Jay Clayton, chairman of the nation's securities regulator, said Thursday, Oct. 12, that the agency is keeping an eye on the trend of companies conducting IPOs in a way that give insiders control, adding that the issue is complicated by capital formation efforts, state laws, corporate governance practices and index provider rules.
"We're watching the space," said Clayton to reporters after speaking to an investor advisory committee that meets at the Securities and Exchange Commission. "There is a lot involved. State law, corporate governance, indexing, what does it mean as far driving investment opportunities, choices to become a public or stay a private company."
Institutional investors have been lobbying the agency against the growing trend, where an increasing number of corporations, particularly technology firms, are issuing shares in the public markets giving insiders control of businesses and making them almost impervious to activist investors or M&A pressures for years to come.
Clayton certainly understands the issue - in private practice he was a principal adviser on Alibaba Group Holding Ltd.'s IPO on the New York Stock Exchange, which accommodated the e-commerce and media company's request that its founders control a majority of the board.
His comments also come as Switch Inc. (SWCH) conducted an IPO last week that raised the ire of a major lobby group for big institutional investors who are opposed to the ability of its CEO, Rob Roy, to transfer super-voting rights to his descendants even after he quits.
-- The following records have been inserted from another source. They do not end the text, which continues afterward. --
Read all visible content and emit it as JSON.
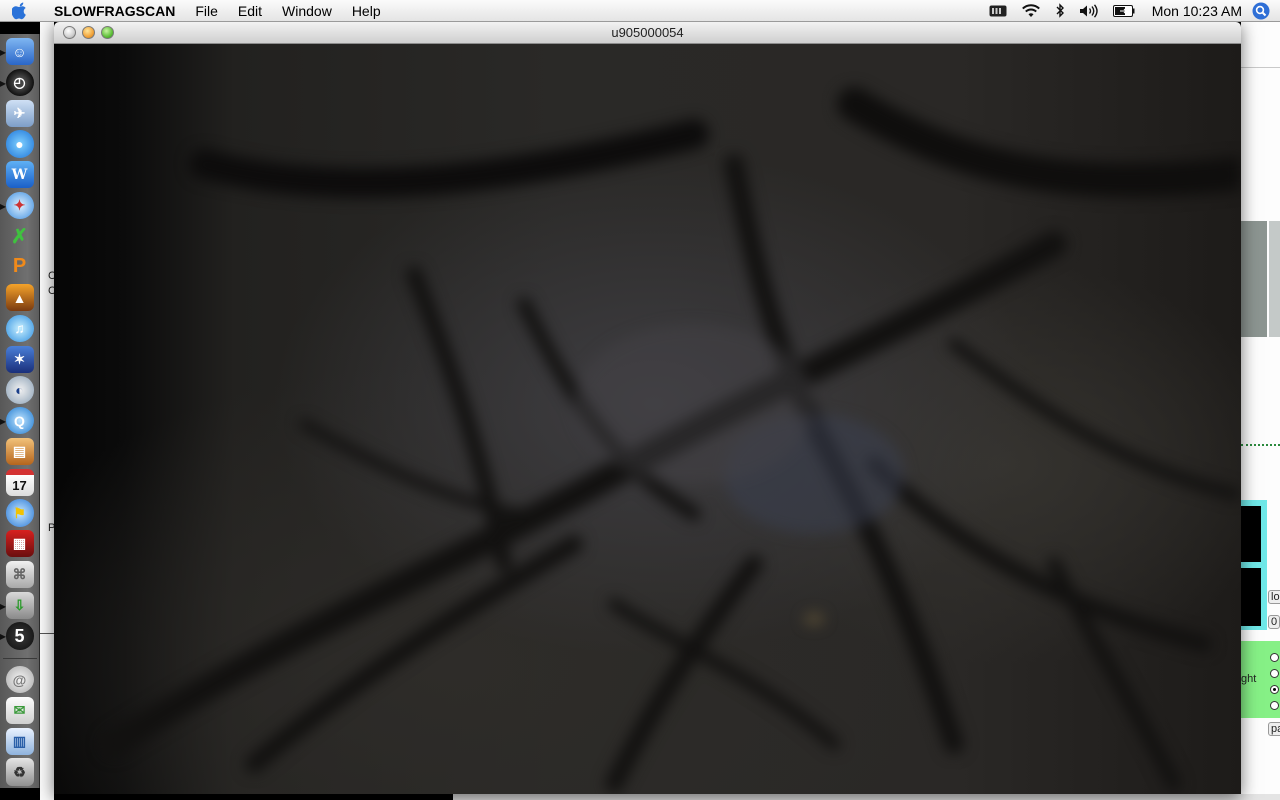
{
  "menubar": {
    "app_name": "SLOWFRAGSCAN",
    "menus": [
      "File",
      "Edit",
      "Window",
      "Help"
    ],
    "clock": "Mon 10:23 AM",
    "status_icons": [
      "battery-meter-icon",
      "wifi-icon",
      "bluetooth-icon",
      "volume-icon",
      "battery-icon",
      "spotlight-icon"
    ]
  },
  "window": {
    "title": "u905000054"
  },
  "dock": {
    "icons": [
      "finder-icon",
      "dashboard-icon",
      "mail-icon",
      "ichat-icon",
      "word-icon",
      "safari-icon",
      "itunes-x-icon",
      "paint-icon",
      "photo-booth-icon",
      "itunes-icon",
      "imovie-icon",
      "helmet-icon",
      "quicktime-icon",
      "iphoto-icon",
      "ical-icon",
      "ichat-av-icon",
      "flash-icon",
      "system-prefs-icon",
      "installer-icon",
      "five-icon",
      "mail-at-icon",
      "documents-icon",
      "applications-icon",
      "trash-icon"
    ],
    "badge_five": "5",
    "ical_day": "17"
  },
  "background": {
    "right_labels": [
      "lo",
      "0",
      "ght",
      "pa"
    ],
    "left_letters": [
      "C",
      "C",
      "P"
    ]
  },
  "colors": {
    "menubar": "#ececec",
    "dock": "#656565",
    "video_dark": "#0b0b0b",
    "bg_green": "#86f086",
    "bg_cyan": "#6fe8e8"
  }
}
Nevertheless, Clayton's comments aren't likely to appease institutional investor opposed to the structure. He had previously suggested that IPOs with dual-class share structures are "well disclosed and well-understood." Those comments suggest that Clayton believes that investors who buy shares in insider-controlled public companies know what they are getting into.
In addition, Michael Piwowar, a Republican commissioner at the agency told reporters Thursday that "were seeing private ordering. We're seeing people making choices and we will continue to monitor that."
The comments suggest that neither Piwowar nor Clayton are ready to take any steps against the structures. Alternatively, Kara Stein, a Democratic SEC commissioner, in minority at the agency, argued previously that much more needs to be done and that regulators need to "critically assess" their regime for IPOs in the wake of the rise of dual-class share structures.
Shareholders argue that the dual-class issuances makes the companies unaccountable to investors and that the nation's investor protection agency should block exchanges from allowing similar offerings. Backers of the issuances argue that the non-voting structure is necessary to encourage IPOs and protect companies from activist investors, who may seek to force targeted corporations to sell themselves or break up.
Clayton referred to index providers, which are having a major impact on IPO voting structures. Snap Inc., (SNAP), earlier this year shocked the markets by issuing only non-voting shares in its IPO. Big investors lobbied the major index providers, which quickly changed their rules to exclude Snap from participating in their indices. The move was a big blow to anyone thinking of following in Snap's non-voting share structure footsteps because corporations hope to participate in major indices so they can have access to investments from major index funds. Nevertheless, most index providers still allow companies with dual or multi-share companies to participate in their indices, giving insiders a measure of control and have access to index fund allocations.